Keep your verbal and nonverbal communication in check

Distanced communication, video calls especially, isn’t easy. Try to avoid fidgeting, looking at your own or the candidate’s image, and any unnecessary talking overlaps (even if it’s to express your agreement!). 

Instead, remain calm and natural, look directly at the camera, deliberately pause before and after speaking and show visual signs of active listening (a simple nod or a smile will reassure the candidate that you’re still there and that you’re not just a frozen screen!).

Introduce and include all interview participants

Remember to introduce everyone taking part in the interview. Whether you’re in the same place or in different remote locations, one person should lead the interview and play the role of coordinator. 

It’s especially important when interviewing remotely to “pass the mic”. During remote interviews, it’s not as easy to jump in on the conversation. Make sure you leave room for others to chime in. 

Include live coding questions

Including live coding doesn’t have to be stressful for your candidate. It’s simply a basis for technical conversation, a way for developers to showcase their skills and thought process.

Undoubtedly, the prospect of thinking and coding live, in the presence of an interviewer, can induce stress. Nevertheless, live coding interviews offer a remarkable opportunity to showcase skills and provide invaluable insights.
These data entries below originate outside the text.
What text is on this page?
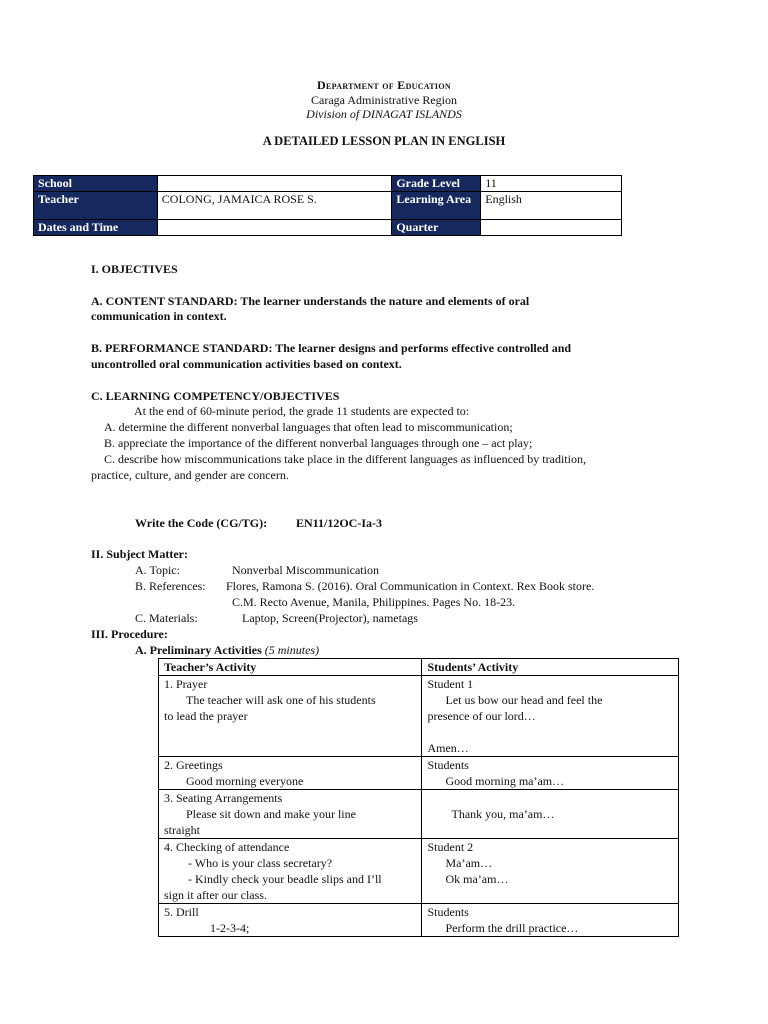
Department of Education
Caraga Administrative Region
Division of DINAGAT ISLANDS
A DETAILED LESSON PLAN IN ENGLISH
School		Grade Level	11
Teacher	COLONG, JAMAICA ROSE S.	Learning Area	English
Dates and Time		Quarter	
I. OBJECTIVES
A. CONTENT STANDARD: The learner understands the nature and elements of oral
communication in context.
B. PERFORMANCE STANDARD: The learner designs and performs effective controlled and
uncontrolled oral communication activities based on context.
C. LEARNING COMPETENCY/OBJECTIVES
At the end of 60-minute period, the grade 11 students are expected to:
A. determine the different nonverbal languages that often lead to miscommunication;
B. appreciate the importance of the different nonverbal languages through one – act play;
C. describe how miscommunications take place in the different languages as influenced by tradition,
practice, culture, and gender are concern.
Write the Code (CG/TG): EN11/12OC-Ia-3
II. Subject Matter:
A. Topic:	Nonverbal Miscommunication
B. References: Flores, Ramona S. (2016). Oral Communication in Context. Rex Book store.
C.M. Recto Avenue, Manila, Philippines. Pages No. 18-23.
C. Materials:	Laptop, Screen(Projector), nametags
III. Procedure:
A. Preliminary Activities (5 minutes)
Teacher’s Activity	Students’ Activity
1. Prayer

The teacher will ask one of his students
to lead the prayer	Student 1

Let us bow our head and feel the
presence of our lord…

Amen…

2. Greetings

Good morning everyone	Students

Good morning ma’am…

3. Seating Arrangements

Please sit down and make your line
straight	Thank you, ma’am…

4. Checking of attendance

- Who is your class secretary?
- Kindly check your beadle slips and I’ll
sign it after our class.	Student 2

Ma’am…
Ok ma’am…

5. Drill

1-2-3-4;	Students

Perform the drill practice…
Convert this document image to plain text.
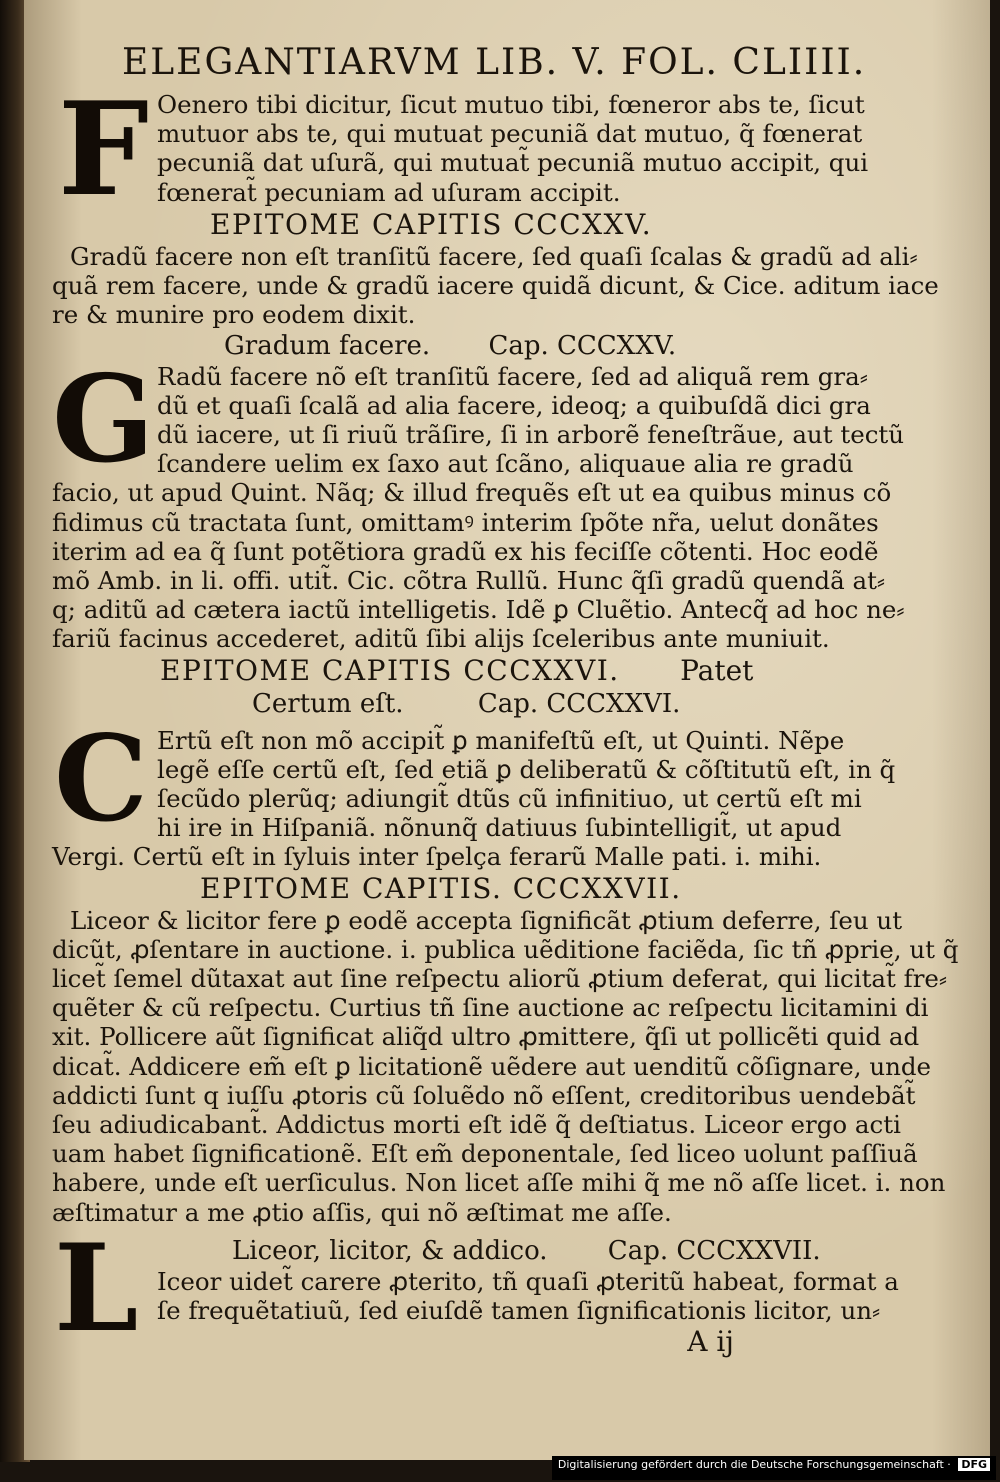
ELEGANTIARVM LIB. V. FOL. CLIIII.
F Oenero tibi dicitur, ſicut mutuo tibi, fœneror abs te, ſicut
mutuor abs te, qui mutuat pecuniã dat mutuo, q̃ fœnerat
pecuniã dat uſurã, qui mutuat̃ pecuniã mutuo accipit, qui
fœnerat̃ pecuniam ad uſuram accipit.
EPITOME CAPITIS CCCXXV.
Gradũ facere non eſt tranſitũ facere, ſed quaſi ſcalas & gradũ ad ali⸗
quã rem facere, unde & gradũ iacere quidã dicunt, & Cice. aditum iace
re & munire pro eodem dixit.
Gradum facere. Cap. CCCXXV.
G Radũ facere nõ eſt tranſitũ facere, ſed ad aliquã rem gra⸗
dũ et quaſi ſcalã ad alia facere, ideoq; a quibuſdã dici gra
dũ iacere, ut ſi riuũ trãſire, ſi in arborẽ feneſtrãue, aut tectũ
ſcandere uelim ex ſaxo aut ſcãno, aliquaue alia re gradũ
facio, ut apud Quint. Nãq; & illud frequẽs eſt ut ea quibus minus cõ
fidimus cũ tractata ſunt, omittamꝰ interim ſpõte nr̃a, uelut donãtes
iterim ad ea q̃ ſunt potẽtiora gradũ ex his feciſſe cõtenti. Hoc eodẽ
mõ Amb. in li. offi. utit̃. Cic. cõtra Rullũ. Hunc q̃ſi gradũ quendã at⸗
q; aditũ ad cætera iactũ intelligetis. Idẽ ꝑ Cluẽtio. Antecq̃ ad hoc ne⸗
fariũ facinus accederet, aditũ ſibi alijs ſceleribus ante muniuit.
EPITOME CAPITIS CCCXXVI. Patet
Certum eſt.	Cap. CCCXXVI.
C Ertũ eſt non mõ accipit̃ ꝑ manifeſtũ eſt, ut Quinti. Nẽpe
legẽ eſſe certũ eſt, ſed etiã ꝑ deliberatũ & cõſtitutũ eſt, in q̃
ſecũdo plerũq; adiungit̃ dtũs cũ infinitiuo, ut certũ eſt mi
hi ire in Hiſpaniã. nõnunq̃ datiuus ſubintelligit̃, ut apud
Vergi. Certũ eſt in ſyluis inter ſpelça ferarũ Malle pati. i. mihi.
EPITOME CAPITIS. CCCXXVII.
Liceor & licitor fere ꝑ eodẽ accepta ſignificãt ꝓtium deferre, ſeu ut
dicũt, ꝓſentare in auctione. i. publica uẽditione faciẽda, ſic tñ ꝓprie, ut q̃
licet̃ ſemel dũtaxat aut ſine reſpectu aliorũ ꝓtium deferat, qui licitat̃ fre⸗
quẽter & cũ reſpectu. Curtius tñ ſine auctione ac reſpectu licitamini di
xit. Pollicere aũt ſignificat aliq̃d ultro ꝓmittere, q̃ſi ut pollicẽti quid ad
dicat̃. Addicere em̃ eſt ꝑ licitationẽ uẽdere aut uenditũ cõſignare, unde
addicti ſunt q iuſſu ꝓtoris cũ ſoluẽdo nõ eſſent, creditoribus uendebãt̃
ſeu adiudicabant̃. Addictus morti eſt idẽ q̃ deſtiatus. Liceor ergo acti
uam habet ſignificationẽ. Eſt em̃ deponentale, ſed liceo uolunt paſſiuã
habere, unde eſt uerſiculus. Non licet aſſe mihi q̃ me nõ aſſe licet. i. non
æſtimatur a me ꝓtio aſſis, qui nõ æſtimat me aſſe.
L	Liceor, licitor, & addico. Cap. CCCXXVII.
Iceor uidet̃ carere ꝓterito, tñ quaſi ꝓteritũ habeat, format a
ſe frequẽtatiuũ, ſed eiuſdẽ tamen ſignificationis licitor, un⸗
A ij
Digitalisierung gefördert durch die Deutsche Forschungsgemeinschaft · DFG
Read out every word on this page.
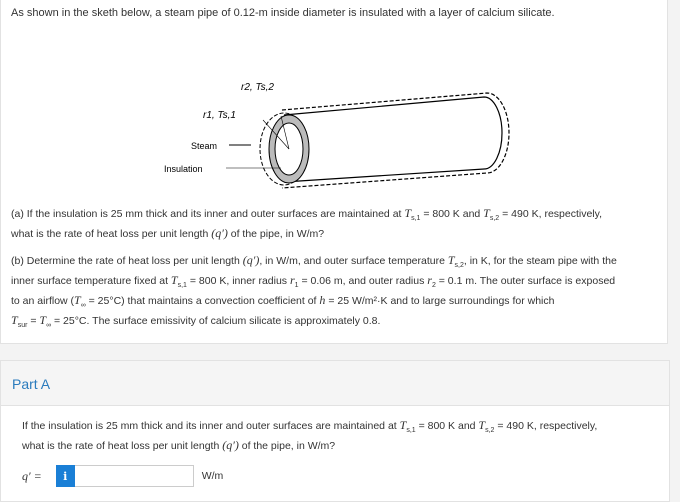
As shown in the sketh below, a steam pipe of 0.12-m inside diameter is insulated with a layer of calcium silicate.
r2, Ts,2
r1, Ts,1
Steam
Insulation
(a) If the insulation is 25 mm thick and its inner and outer surfaces are maintained at $T_{s,1} = 800$ K and $T_{s,2} = 490$ K, respectively,
what is the rate of heat loss per unit length (q′) of the pipe, in W/m?
(b) Determine the rate of heat loss per unit length (q′), in W/m, and outer surface temperature $T_{s,2}$, in K, for the steam pipe with the
inner surface temperature fixed at $T_{s,1} = 800$ K, inner radius $r_1 = 0.06$ m, and outer radius $r_2 = 0.1$ m. The outer surface is exposed
to an airflow $(T_\infty = 25^\circ C)$ that maintains a convection coefficient of h = 25 W/m²·K and to large surroundings for which
$T_{sur} = T_\infty = 25^\circ C$. The surface emissivity of calcium silicate is approximately 0.8.
Part A
If the insulation is 25 mm thick and its inner and outer surfaces are maintained at $T_{s,1} = 800$ K and $T_{s,2} = 490$ K, respectively,
what is the rate of heat loss per unit length (q′) of the pipe, in W/m?
q′ =	i	W/m
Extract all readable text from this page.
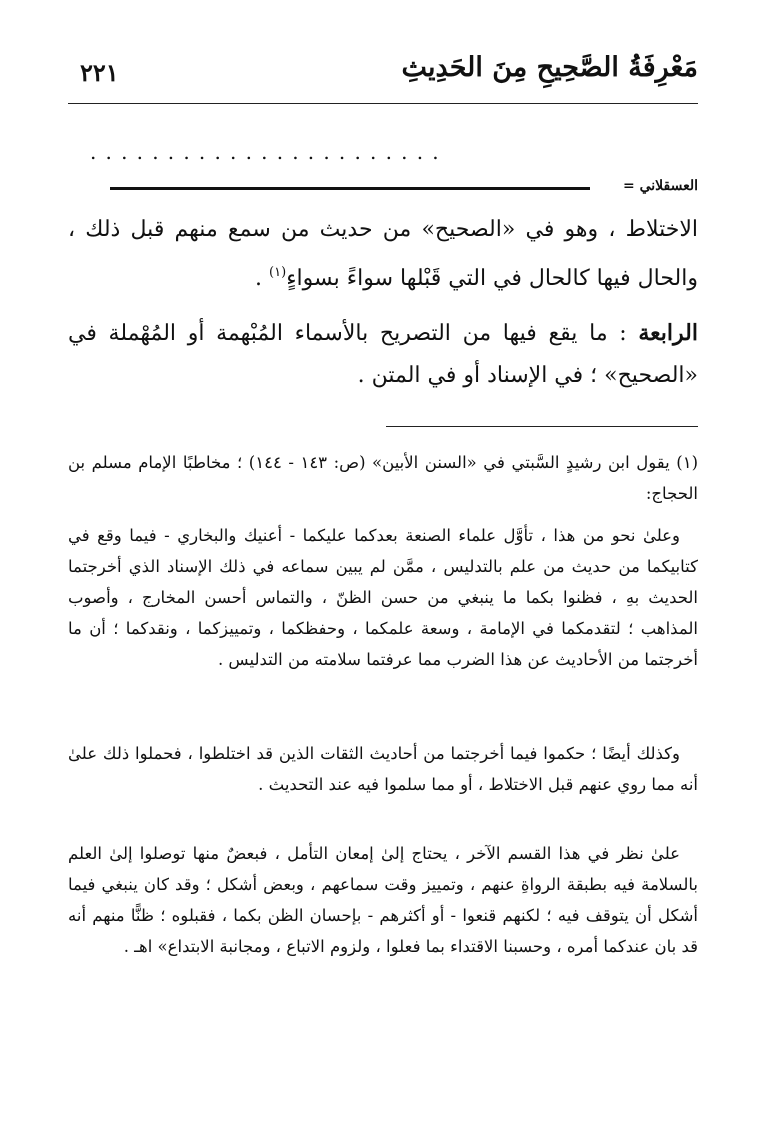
مَعْرِفَةُ الصَّحِيحِ مِنَ الحَدِيثِ
٢٢١
.......................
العسقلاني =
الاختلاط ، وهو في «الصحيح» من حديث من سمع منهم قبل ذلك ، والحال فيها كالحال في التي قَبْلها سواءً بسواءٍ$^{(١)}$ .
الرابعة : ما يقع فيها من التصريح بالأسماء المُبْهمة أو المُهْملة في «الصحيح» ؛ في الإسناد أو في المتن .

(١) يقول ابن رشيدٍ السَّبتي في «السنن الأبين» (ص: ١٤٣ - ١٤٤) ؛ مخاطبًا الإمام مسلم بن الحجاج:

وعلىٰ نحو من هذا ، تأوَّل علماء الصنعة بعدكما عليكما - أعنيك والبخاري - فيما وقع في كتابيكما من حديث من علم بالتدليس ، ممَّن لم يبين سماعه في ذلك الإسناد الذي أخرجتما الحديث بهِ ، فظنوا بكما ما ينبغي من حسن الظنّ ، والتماس أحسن المخارج ، وأصوب المذاهب ؛ لتقدمكما في الإمامة ، وسعة علمكما ، وحفظكما ، وتمييزكما ، ونقدكما ؛ أن ما أخرجتما من الأحاديث عن هذا الضرب مما عرفتما سلامته من التدليس .

وكذلك أيضًا ؛ حكموا فيما أخرجتما من أحاديث الثقات الذين قد اختلطوا ، فحملوا ذلك علىٰ أنه مما روي عنهم قبل الاختلاط ، أو مما سلموا فيه عند التحديث .

علىٰ نظر في هذا القسم الآخر ، يحتاج إلىٰ إمعان التأمل ، فبعضٌ منها توصلوا إلىٰ العلم بالسلامة فيه بطبقة الرواةِ عنهم ، وتمييز وقت سماعهم ، وبعض أشكل ؛ وقد كان ينبغي فيما أشكل أن يتوقف فيه ؛ لكنهم قنعوا - أو أكثرهم - بإحسان الظن بكما ، فقبلوه ؛ ظنًّا منهم أنه قد بان عندكما أمره ، وحسبنا الاقتداء بما فعلوا ، ولزوم الاتباع ، ومجانبة الابتداع» اهـ .
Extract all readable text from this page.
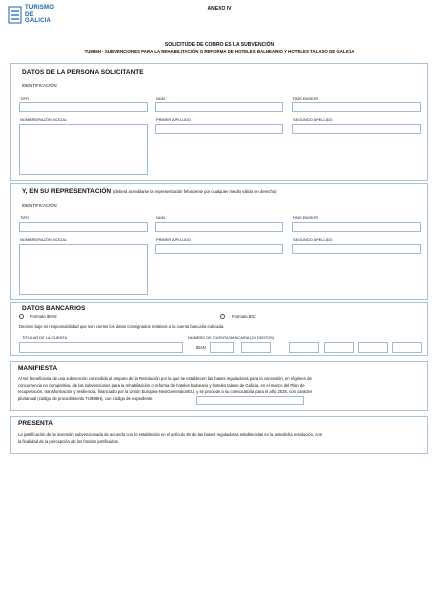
TURISMO
DE
GALICIA
ANEXO IV
SOLICITUDE DE COBRO ES LA SUBVENCIÓN
TU985H - SUBVENCIONES PARA LA REHABILITACIÓN O REFORMA DE HOTELES BALNEARIO Y HOTELES TALASO DE GALICIA
DATOS DE LA PERSONA SOLICITANTE
IDENTIFICACIÓN
TIPO	NÚM.	PAÍS EMISOR
NOMBRE/RAZÓN SOCIAL	PRIMER APELLIDO	SEGUNDO APELLIDO
Y, EN SU REPRESENTACIÓN (deberá acreditarse la representación fehaciente por cualquier medio válido en derecho)
IDENTIFICACIÓN
TIPO	NÚM.	PAÍS EMISOR
NOMBRE/RAZÓN SOCIAL	PRIMER APELLIDO	SEGUNDO APELLIDO
DATOS BANCARIOS
Formato IBAN	Formato BIC
Declaro bajo mi responsabilidad que son ciertos los datos consignados relativos a la cuenta bancaria indicada.
TITULAR DE LA CUENTA	NÚMERO DE CUENTA BANCARIA (24 DÍGITOS)
IBAN
MANIFIESTA
Al ser beneficiaria de una subvención concedida al amparo de la Resolución por la que se establecen las bases reguladoras para la concesión, en régimen de
concurrencia no competitiva, de las subvenciones para la rehabilitación o reforma de hoteles balneario y hoteles talaso de Galicia, en el marco del Plan de
recuperación, transformación y resiliencia, financiado por la Unión Europea-NextGenerationEU, y se procede a su convocatoria para el año 2025, con carácter
plurianual (código de procedimiento TU985H), con código de expediente
PRESENTA
La justificación de la inversión subvencionada de acuerdo con lo establecido en el artículo 25 de las bases reguladoras establecidas en la antedicha resolución, con
la finalidad de la percepción de los fondos justificados.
These tests enable recruiters and hiring managers to observe a candidate’s coding proficiency, logical reasoning, and ability to articulate their problem-solving approach.

Why not incorporate live coding sessions into your developer assessment process? Not only do these interactive sessions allow interviewers to witness a candidate’s performance in real-time, but they also assess their communication and collaboration skills within a team, particularly in collective interviews.

Typically, live coding is facilitated through screen sharing using online interview tools like CoderPad Interview. The applicant receives a brief and is then observed as they tackle the given task. Unlike timed exams, this exercise emphasizes constructive dialogue rather than providing a correct answer in the shortest possible time.

Interviewers may be interested in seeing what kind of questions the interviewee will ask to comprehend the problem before diving into its resolution. Furthermore, they appreciate when candidates openly communicate any challenges they face during the session.

Ultimately, the goal of a programming interview is not to generate or evaluate a flawlessly crafted and meticulously organized piece of code. Rather, live coding serves as a means for both parties to gain mutual understanding in a dynamic and conversational setting.

For example, here’s an interview question presented in the CoderPad sandbox:


Follow up and stick to your commitments

Of course, this is sensible interview etiquette for any role, but programmers are particularly sensitive to timely feedback – ghosting is a major pet peeve! In fact, according to CodinGame’s annual tech hiring survey, one in two developers say it’s what annoys them most about the recruitment process. So, make sure you follow up, give relevant feedback and explain the next steps. If you promise to do so before a certain date, keep that promise!